To just compare two strings, use the lexical_cmp or lexical_natural_cmp function.

Characteristics

The comparison functions constitute a total order. Two strings are only considered equal if they are consist of exactly the same Unicode code points.

Performance

The algorithm uses iterators and never allocates memory on the heap. It is optimized for strings that consist mostly of ASCII characters. Note that the comparison is slower for strings where many characters at the start are the same (after transliterating them to lowercase ASCII).

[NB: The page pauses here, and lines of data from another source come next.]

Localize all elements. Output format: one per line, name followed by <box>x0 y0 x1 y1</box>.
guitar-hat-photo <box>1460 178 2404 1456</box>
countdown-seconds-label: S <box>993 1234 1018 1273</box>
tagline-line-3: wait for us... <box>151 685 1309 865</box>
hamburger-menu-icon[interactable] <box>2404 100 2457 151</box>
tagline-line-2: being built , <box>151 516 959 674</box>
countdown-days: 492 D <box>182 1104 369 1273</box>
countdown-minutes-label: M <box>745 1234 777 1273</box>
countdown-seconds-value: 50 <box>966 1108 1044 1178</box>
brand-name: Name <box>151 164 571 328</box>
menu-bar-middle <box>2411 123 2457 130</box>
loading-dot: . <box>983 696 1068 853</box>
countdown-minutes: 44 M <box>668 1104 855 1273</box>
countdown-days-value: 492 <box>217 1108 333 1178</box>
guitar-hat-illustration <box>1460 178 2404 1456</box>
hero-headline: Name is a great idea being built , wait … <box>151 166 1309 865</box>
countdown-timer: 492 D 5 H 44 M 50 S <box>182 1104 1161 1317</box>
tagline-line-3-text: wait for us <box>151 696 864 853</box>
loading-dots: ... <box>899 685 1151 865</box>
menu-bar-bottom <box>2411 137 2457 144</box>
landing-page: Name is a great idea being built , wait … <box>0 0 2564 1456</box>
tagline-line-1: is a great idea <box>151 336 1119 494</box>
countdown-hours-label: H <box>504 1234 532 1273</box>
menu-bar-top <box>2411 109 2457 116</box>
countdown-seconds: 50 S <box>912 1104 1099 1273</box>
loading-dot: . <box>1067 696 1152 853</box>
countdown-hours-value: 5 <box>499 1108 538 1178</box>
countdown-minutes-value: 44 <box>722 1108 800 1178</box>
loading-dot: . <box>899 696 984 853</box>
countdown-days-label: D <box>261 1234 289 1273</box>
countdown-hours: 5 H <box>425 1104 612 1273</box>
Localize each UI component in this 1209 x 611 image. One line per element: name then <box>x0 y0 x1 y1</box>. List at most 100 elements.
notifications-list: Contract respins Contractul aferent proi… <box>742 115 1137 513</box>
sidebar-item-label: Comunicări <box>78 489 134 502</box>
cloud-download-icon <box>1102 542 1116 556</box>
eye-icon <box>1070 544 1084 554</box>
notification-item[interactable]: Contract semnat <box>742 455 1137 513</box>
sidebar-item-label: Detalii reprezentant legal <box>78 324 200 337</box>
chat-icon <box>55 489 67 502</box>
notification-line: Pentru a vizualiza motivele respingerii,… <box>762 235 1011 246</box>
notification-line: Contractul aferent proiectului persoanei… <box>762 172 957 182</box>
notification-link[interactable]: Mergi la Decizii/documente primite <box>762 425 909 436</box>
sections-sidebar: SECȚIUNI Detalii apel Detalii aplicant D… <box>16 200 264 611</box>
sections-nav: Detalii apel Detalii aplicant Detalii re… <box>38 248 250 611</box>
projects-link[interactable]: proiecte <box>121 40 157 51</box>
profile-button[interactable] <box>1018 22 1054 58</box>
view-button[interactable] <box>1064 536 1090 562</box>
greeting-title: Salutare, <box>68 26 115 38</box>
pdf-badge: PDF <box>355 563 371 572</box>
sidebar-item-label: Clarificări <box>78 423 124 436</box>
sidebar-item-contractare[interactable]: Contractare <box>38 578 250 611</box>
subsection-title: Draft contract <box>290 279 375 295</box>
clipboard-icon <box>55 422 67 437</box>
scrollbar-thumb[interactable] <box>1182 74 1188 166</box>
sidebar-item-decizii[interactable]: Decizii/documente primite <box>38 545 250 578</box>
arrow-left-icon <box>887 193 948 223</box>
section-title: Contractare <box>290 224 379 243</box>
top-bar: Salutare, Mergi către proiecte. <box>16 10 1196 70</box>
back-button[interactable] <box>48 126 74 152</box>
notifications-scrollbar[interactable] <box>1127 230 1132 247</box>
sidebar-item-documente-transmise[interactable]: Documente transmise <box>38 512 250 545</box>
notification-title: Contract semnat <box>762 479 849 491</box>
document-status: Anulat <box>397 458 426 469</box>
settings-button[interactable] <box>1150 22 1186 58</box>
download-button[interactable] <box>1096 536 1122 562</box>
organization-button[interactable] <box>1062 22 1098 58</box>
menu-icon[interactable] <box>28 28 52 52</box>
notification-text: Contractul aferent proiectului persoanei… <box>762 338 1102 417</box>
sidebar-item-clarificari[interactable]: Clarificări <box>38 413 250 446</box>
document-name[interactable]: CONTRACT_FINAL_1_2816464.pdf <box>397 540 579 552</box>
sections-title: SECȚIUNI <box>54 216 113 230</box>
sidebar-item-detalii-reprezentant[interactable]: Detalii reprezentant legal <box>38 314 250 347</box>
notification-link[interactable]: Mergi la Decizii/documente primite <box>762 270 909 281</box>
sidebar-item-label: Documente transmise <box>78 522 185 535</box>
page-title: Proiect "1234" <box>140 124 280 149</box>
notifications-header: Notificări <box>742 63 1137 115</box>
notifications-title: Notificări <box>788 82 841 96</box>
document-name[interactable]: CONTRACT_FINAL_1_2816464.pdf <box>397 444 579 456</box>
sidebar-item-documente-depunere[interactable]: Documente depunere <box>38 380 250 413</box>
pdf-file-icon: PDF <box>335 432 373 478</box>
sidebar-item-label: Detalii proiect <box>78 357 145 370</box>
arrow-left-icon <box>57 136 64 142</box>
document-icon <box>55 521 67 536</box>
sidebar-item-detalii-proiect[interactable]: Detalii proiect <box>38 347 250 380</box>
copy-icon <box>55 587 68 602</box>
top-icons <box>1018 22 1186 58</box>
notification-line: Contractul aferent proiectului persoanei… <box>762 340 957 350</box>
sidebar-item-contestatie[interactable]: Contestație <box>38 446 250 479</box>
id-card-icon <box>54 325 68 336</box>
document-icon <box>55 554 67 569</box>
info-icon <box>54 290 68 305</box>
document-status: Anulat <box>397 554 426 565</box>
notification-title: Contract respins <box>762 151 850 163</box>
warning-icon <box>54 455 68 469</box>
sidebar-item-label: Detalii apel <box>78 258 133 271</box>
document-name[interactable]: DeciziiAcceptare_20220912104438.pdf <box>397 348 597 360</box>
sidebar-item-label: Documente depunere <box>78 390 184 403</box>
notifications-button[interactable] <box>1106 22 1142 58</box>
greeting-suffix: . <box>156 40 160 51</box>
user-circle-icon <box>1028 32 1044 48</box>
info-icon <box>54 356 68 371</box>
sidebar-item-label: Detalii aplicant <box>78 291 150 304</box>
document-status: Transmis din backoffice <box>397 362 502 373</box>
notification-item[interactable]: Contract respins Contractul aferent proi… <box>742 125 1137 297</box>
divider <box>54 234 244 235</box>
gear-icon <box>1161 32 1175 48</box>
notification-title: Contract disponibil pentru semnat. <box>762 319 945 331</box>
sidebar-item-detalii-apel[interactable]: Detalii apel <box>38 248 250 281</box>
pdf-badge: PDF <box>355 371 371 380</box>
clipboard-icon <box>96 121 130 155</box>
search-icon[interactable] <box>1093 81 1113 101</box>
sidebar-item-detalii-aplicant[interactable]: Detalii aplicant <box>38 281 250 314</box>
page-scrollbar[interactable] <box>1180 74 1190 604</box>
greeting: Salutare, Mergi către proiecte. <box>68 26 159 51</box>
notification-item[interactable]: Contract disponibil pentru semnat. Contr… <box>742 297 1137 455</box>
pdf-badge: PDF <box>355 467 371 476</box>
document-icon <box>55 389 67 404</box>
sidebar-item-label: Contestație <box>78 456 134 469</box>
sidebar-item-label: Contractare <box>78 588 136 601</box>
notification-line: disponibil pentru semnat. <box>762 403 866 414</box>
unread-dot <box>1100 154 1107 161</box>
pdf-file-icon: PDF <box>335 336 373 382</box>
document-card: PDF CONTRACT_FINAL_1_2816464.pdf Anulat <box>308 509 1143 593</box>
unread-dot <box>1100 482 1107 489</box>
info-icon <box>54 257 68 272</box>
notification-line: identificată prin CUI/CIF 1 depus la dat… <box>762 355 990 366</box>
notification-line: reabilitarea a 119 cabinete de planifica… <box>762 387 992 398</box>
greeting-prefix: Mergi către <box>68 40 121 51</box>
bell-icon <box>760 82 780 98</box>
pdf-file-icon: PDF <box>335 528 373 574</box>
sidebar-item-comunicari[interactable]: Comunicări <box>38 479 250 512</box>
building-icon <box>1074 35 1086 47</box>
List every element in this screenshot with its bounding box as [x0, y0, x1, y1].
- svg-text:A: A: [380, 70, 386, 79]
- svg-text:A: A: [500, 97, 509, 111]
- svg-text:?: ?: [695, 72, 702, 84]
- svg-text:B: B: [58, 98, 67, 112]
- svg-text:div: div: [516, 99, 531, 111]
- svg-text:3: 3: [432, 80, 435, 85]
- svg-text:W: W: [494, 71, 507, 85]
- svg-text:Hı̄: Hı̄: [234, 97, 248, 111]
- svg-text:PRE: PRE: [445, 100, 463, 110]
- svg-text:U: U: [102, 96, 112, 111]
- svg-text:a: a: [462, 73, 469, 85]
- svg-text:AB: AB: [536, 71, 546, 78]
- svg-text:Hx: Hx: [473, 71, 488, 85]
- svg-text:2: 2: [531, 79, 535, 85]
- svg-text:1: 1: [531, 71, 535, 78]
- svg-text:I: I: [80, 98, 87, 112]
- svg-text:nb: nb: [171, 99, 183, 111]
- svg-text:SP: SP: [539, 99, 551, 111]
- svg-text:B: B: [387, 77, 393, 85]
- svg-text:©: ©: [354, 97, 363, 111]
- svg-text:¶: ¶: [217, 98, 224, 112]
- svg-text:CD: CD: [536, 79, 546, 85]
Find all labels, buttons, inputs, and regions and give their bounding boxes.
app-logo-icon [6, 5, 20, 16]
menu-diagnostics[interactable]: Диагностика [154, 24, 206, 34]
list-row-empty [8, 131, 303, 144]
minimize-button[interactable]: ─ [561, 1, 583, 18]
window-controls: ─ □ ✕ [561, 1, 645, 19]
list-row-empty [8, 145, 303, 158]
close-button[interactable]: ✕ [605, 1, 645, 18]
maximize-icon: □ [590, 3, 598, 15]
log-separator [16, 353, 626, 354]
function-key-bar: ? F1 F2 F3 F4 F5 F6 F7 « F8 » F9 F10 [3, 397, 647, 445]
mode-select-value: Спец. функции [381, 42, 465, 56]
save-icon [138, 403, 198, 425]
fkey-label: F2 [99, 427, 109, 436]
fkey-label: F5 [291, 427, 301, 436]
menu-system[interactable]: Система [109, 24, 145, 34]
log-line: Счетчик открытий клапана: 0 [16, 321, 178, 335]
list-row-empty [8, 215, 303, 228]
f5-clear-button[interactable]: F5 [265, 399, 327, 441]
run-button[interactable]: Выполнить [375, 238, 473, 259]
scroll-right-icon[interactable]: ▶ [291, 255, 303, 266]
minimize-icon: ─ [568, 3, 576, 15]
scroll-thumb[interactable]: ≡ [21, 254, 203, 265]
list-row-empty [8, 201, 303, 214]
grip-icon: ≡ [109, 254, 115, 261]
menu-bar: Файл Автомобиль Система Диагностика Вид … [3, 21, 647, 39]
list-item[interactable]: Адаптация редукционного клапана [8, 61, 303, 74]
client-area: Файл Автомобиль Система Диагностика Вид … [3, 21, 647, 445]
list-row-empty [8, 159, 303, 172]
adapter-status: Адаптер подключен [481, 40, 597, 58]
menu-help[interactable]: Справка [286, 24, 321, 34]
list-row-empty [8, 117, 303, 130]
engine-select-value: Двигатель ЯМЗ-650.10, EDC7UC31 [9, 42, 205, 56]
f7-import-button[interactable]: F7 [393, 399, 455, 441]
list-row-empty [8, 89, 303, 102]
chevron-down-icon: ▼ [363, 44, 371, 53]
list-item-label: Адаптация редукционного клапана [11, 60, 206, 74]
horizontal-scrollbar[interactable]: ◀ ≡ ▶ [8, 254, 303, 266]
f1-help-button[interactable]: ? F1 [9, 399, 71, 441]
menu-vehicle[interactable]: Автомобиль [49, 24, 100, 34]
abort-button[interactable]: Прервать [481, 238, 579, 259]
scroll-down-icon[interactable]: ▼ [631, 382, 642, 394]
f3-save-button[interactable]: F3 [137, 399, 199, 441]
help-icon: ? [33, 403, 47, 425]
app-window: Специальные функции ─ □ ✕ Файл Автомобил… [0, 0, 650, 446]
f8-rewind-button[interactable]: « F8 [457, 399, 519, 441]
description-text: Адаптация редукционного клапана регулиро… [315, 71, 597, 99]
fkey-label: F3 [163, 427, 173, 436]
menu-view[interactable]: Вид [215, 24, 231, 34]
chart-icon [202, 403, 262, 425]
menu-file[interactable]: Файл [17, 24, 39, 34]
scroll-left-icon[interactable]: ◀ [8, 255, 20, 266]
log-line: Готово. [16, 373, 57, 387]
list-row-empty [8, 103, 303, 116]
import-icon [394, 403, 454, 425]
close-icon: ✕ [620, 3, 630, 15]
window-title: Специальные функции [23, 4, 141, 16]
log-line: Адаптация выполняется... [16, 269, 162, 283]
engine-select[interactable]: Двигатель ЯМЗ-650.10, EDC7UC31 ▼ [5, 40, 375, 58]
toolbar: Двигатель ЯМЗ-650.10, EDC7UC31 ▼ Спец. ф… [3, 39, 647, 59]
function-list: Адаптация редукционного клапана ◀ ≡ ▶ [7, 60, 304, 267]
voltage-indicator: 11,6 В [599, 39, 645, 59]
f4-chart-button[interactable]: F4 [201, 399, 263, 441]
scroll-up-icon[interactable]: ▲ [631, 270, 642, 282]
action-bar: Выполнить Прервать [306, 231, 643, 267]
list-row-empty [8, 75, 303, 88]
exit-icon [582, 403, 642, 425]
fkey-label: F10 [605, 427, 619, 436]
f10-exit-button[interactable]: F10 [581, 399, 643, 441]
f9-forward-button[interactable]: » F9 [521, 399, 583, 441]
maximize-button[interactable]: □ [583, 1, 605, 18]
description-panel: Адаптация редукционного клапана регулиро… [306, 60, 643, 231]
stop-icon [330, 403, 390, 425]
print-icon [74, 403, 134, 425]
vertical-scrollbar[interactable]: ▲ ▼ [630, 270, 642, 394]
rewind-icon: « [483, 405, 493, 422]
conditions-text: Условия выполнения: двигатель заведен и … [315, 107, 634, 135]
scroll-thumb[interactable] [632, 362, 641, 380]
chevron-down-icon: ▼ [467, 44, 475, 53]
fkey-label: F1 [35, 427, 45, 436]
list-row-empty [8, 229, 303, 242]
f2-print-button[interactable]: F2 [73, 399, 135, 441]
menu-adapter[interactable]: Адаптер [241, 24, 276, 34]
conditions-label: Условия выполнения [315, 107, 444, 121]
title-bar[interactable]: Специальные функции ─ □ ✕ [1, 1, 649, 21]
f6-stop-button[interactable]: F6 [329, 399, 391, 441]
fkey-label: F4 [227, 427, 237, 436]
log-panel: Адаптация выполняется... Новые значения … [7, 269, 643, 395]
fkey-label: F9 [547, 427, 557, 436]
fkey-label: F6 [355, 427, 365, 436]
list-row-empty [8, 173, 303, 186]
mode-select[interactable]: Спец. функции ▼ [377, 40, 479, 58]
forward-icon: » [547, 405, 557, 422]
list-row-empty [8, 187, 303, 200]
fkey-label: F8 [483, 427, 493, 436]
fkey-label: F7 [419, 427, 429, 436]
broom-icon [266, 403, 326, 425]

In my benchmark, sorting 100 strings is roughly 3 to 6 times as slow as using the sorting algorithms from the standard library or the alphanumeric-sort crate – which is still impressive, considering the complexity of the algorithm.

Benchmarks

These benchmarks compare

alphanumeric sort (alphanumeric-sort crate)
lexical sort (lexical-sort crate)
lexical + natural sort (lexical-sort crate)
native sort (standard library)

They were executed on an AMD A8-7600 Radeon R7 CPU with 4x 3.1GHz.

The following benchmark sorts 100 randomly generated strings. Each string is 5 to 20 characters long and can contain ASCII letters, digits, special characters and various alphanumeric, non-ASCII characters. Several of them need to be transliterated to multiple ASCII characters (e.g. ß, æ):

Violin graph

The following benchmark sorts 100 randomly generated strings. Each string consists of "T-" followed 1 to 8 decimal digits:

Violin graph

Contributing

Contributions, bug reports and feature requests are welcome!

If support for certain characters is missing, you can contribute them to the any_ascii crate.

Let me know if you want to use this in no_std. It's certainly possible to add no_std support to this crate and its dependencies.

License

This project is dual-licensed under the MIT and Apache 2.0 license. Use whichever you prefer.